Belgian judicial authorities reportedly noticed the disappearance in autumn 2017, when the investigating magistrate, Michel Claise, who was in charge of the probe into alleged money laundering by Gaddafi’s inner circle, requested the seizure of the frozen Libyan funds. Those assets have been frozen since March 2011 in accordance with the UNSC resolution 1973. Belgium, however, has never authorized the “thaw” of these assets, Florence Angelici, from the General Administration of the Treasury, told Le Vif.
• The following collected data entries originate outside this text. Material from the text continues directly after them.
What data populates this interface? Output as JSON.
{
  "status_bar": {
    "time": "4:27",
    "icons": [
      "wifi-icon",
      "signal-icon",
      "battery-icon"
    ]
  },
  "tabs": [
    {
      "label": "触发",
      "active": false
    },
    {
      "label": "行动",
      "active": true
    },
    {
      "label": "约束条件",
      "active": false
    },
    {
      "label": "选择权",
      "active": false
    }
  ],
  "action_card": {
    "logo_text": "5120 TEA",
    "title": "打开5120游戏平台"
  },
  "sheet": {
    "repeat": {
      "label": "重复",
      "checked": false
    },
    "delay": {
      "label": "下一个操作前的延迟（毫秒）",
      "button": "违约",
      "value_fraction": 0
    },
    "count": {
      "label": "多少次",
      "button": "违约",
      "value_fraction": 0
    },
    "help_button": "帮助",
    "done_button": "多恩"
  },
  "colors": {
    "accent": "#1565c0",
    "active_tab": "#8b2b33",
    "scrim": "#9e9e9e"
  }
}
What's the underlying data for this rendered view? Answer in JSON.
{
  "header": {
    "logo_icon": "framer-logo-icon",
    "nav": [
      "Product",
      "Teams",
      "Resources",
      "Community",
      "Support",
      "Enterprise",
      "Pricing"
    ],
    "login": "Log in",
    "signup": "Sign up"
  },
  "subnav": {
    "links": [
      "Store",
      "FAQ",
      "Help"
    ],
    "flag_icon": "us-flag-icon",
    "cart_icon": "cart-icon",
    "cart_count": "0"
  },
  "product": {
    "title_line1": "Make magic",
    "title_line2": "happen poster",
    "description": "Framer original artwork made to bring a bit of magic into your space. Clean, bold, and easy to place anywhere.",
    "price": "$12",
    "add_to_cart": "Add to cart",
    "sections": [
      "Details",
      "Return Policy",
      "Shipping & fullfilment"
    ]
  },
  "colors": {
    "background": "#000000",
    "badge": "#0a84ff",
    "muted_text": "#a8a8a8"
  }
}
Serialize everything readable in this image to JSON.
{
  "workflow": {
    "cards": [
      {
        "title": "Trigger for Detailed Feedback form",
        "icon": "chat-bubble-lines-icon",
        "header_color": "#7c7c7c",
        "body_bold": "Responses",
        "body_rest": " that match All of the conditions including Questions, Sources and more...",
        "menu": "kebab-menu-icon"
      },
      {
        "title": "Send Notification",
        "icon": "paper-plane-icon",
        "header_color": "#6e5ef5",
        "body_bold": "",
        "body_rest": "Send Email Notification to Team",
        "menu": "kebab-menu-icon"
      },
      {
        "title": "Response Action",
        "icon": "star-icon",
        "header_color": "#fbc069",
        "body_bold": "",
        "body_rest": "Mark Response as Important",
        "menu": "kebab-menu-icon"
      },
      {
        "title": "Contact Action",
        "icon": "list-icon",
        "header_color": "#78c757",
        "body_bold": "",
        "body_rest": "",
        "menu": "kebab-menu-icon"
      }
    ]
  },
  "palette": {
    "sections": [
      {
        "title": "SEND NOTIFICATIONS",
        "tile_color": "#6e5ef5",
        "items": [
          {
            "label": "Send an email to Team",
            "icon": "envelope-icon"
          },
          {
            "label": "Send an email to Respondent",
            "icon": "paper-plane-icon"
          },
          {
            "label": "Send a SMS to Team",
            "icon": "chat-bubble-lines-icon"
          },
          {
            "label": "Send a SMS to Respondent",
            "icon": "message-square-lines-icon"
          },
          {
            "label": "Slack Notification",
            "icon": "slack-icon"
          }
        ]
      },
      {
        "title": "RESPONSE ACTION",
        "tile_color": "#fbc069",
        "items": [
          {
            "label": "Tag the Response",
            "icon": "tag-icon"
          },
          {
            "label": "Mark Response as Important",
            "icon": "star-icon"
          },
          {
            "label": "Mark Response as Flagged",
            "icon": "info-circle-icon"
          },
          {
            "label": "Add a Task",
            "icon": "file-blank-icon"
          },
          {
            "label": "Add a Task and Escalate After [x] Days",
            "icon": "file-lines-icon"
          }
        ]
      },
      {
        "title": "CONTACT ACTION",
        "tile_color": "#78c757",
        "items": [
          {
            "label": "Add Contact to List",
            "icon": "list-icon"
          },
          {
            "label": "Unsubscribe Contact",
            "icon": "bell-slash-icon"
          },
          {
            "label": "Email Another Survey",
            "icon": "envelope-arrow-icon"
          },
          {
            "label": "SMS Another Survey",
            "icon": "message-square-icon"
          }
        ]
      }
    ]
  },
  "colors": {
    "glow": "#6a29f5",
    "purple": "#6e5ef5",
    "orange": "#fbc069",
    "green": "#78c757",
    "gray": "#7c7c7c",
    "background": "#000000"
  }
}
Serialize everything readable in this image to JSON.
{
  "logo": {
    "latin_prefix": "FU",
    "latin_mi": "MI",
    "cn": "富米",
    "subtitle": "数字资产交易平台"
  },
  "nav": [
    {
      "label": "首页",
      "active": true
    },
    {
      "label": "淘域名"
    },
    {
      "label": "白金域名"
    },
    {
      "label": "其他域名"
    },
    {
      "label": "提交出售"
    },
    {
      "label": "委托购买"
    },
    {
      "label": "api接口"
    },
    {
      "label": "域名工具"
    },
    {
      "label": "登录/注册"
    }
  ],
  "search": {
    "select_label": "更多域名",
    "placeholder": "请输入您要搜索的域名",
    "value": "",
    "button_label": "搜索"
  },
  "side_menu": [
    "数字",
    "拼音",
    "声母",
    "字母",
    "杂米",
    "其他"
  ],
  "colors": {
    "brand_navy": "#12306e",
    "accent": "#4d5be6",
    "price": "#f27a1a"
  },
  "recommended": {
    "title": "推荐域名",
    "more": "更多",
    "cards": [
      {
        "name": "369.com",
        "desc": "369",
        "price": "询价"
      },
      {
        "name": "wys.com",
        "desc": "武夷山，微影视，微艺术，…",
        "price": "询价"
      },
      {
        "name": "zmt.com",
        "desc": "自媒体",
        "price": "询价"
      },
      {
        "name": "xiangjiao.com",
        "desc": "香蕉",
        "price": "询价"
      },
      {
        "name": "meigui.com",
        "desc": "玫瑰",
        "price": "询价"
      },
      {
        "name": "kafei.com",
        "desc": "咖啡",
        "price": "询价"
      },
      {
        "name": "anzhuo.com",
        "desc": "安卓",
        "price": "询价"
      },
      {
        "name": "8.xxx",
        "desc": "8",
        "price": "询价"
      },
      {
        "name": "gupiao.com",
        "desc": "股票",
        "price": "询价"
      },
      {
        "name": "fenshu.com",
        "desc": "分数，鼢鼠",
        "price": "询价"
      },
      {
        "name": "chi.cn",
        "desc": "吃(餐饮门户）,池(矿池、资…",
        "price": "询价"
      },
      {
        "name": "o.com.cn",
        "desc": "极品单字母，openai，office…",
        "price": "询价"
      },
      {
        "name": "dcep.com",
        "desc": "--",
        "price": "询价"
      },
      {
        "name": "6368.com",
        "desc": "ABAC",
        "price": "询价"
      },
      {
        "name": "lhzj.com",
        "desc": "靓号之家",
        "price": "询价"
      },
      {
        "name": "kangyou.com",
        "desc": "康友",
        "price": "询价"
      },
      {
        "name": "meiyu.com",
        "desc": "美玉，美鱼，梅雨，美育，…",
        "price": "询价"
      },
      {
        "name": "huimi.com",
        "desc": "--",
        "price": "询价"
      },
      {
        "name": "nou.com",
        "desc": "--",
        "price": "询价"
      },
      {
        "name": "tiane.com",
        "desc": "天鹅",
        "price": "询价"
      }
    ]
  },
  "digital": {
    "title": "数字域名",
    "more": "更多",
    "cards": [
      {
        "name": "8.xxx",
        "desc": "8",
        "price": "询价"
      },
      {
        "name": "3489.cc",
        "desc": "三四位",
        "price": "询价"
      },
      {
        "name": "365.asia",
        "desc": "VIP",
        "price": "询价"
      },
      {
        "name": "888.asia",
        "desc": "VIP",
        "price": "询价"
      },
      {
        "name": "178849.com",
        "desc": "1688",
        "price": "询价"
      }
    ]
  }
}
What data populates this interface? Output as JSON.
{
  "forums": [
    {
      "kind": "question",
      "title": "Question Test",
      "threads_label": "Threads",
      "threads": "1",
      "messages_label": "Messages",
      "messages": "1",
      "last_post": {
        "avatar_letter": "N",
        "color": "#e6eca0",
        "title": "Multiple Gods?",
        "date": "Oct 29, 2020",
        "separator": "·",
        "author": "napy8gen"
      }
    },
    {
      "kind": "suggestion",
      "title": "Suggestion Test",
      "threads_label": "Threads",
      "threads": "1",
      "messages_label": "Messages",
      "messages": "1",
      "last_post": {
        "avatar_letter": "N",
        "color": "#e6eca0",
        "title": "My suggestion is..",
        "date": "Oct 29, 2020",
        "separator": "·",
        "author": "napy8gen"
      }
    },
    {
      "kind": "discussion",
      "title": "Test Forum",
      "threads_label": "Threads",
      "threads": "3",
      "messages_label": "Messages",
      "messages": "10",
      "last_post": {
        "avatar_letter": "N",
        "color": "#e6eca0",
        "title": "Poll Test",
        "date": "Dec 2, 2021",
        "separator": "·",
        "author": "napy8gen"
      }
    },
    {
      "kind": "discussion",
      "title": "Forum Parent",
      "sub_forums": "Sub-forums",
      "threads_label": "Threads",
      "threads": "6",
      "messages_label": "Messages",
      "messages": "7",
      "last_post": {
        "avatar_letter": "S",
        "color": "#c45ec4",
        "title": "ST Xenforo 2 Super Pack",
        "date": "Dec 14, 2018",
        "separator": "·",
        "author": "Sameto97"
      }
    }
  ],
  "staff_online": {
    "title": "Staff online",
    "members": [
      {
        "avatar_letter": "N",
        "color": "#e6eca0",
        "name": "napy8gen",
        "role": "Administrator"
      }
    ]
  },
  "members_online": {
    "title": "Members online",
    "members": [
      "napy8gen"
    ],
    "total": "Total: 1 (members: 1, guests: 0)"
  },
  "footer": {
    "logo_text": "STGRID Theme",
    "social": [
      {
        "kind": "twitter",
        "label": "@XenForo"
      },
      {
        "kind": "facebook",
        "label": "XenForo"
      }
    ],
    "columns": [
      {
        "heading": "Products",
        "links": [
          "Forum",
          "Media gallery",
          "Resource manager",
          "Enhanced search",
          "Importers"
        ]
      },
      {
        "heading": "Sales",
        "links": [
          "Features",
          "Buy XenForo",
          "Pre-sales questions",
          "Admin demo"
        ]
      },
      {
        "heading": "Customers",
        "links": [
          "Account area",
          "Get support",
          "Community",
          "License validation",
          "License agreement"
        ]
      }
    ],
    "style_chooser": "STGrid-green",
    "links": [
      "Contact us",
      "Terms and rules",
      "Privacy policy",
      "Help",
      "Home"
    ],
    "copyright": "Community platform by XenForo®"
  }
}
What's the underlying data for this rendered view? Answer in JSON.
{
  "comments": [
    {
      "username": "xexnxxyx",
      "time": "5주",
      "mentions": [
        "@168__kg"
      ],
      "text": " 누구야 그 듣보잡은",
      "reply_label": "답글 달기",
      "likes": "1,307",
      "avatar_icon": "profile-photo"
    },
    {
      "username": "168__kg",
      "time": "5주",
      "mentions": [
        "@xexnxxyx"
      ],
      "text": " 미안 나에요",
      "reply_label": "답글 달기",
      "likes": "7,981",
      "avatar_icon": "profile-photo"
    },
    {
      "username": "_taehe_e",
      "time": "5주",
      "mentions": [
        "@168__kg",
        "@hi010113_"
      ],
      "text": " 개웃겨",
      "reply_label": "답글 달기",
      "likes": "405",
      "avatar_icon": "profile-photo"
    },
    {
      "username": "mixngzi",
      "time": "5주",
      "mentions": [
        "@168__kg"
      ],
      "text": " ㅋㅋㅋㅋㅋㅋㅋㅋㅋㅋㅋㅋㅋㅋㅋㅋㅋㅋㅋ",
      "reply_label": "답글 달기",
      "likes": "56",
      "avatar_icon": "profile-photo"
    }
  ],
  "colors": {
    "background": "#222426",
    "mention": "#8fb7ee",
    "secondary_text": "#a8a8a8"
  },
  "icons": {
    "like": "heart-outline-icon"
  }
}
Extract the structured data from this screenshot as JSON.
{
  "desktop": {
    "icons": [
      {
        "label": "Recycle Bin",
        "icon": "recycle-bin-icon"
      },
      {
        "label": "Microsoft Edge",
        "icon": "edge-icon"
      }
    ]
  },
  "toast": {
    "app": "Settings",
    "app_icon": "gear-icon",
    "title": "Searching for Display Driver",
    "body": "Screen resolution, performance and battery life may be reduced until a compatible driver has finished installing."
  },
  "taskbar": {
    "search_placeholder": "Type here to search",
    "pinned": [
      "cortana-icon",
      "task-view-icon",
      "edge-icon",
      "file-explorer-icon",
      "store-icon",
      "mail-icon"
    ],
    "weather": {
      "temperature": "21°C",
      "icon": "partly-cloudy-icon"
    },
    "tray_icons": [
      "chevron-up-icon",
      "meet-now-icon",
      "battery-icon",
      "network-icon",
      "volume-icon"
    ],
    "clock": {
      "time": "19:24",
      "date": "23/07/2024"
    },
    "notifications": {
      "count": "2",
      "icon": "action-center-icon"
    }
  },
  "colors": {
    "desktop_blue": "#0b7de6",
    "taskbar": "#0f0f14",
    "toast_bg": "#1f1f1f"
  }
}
According to the paper, there are many “indications” that Belgium failed to comply with UN regulations governing asset freezes on certain Libyan accounts in local banks. Before the 2011 uprising that ousted Muammar Gaddafi, Libya had been a major oil exporter. To better handle the cash flow from Africa’s largest proven reserves of oil, in 2006 the government created the Libyan Investment Authority to invest the country’s black gold wealth abroad.

However, with NATO’s intervention in 2011, the UN introduced sanctions against the Libyan government’s assets, effectively seizing roughly $67bn from the LIA, held across Europe and North America. In the EU, however, the national governments froze only the original amounts, while the interest and dividends earned after 2011 remained a liquid asset.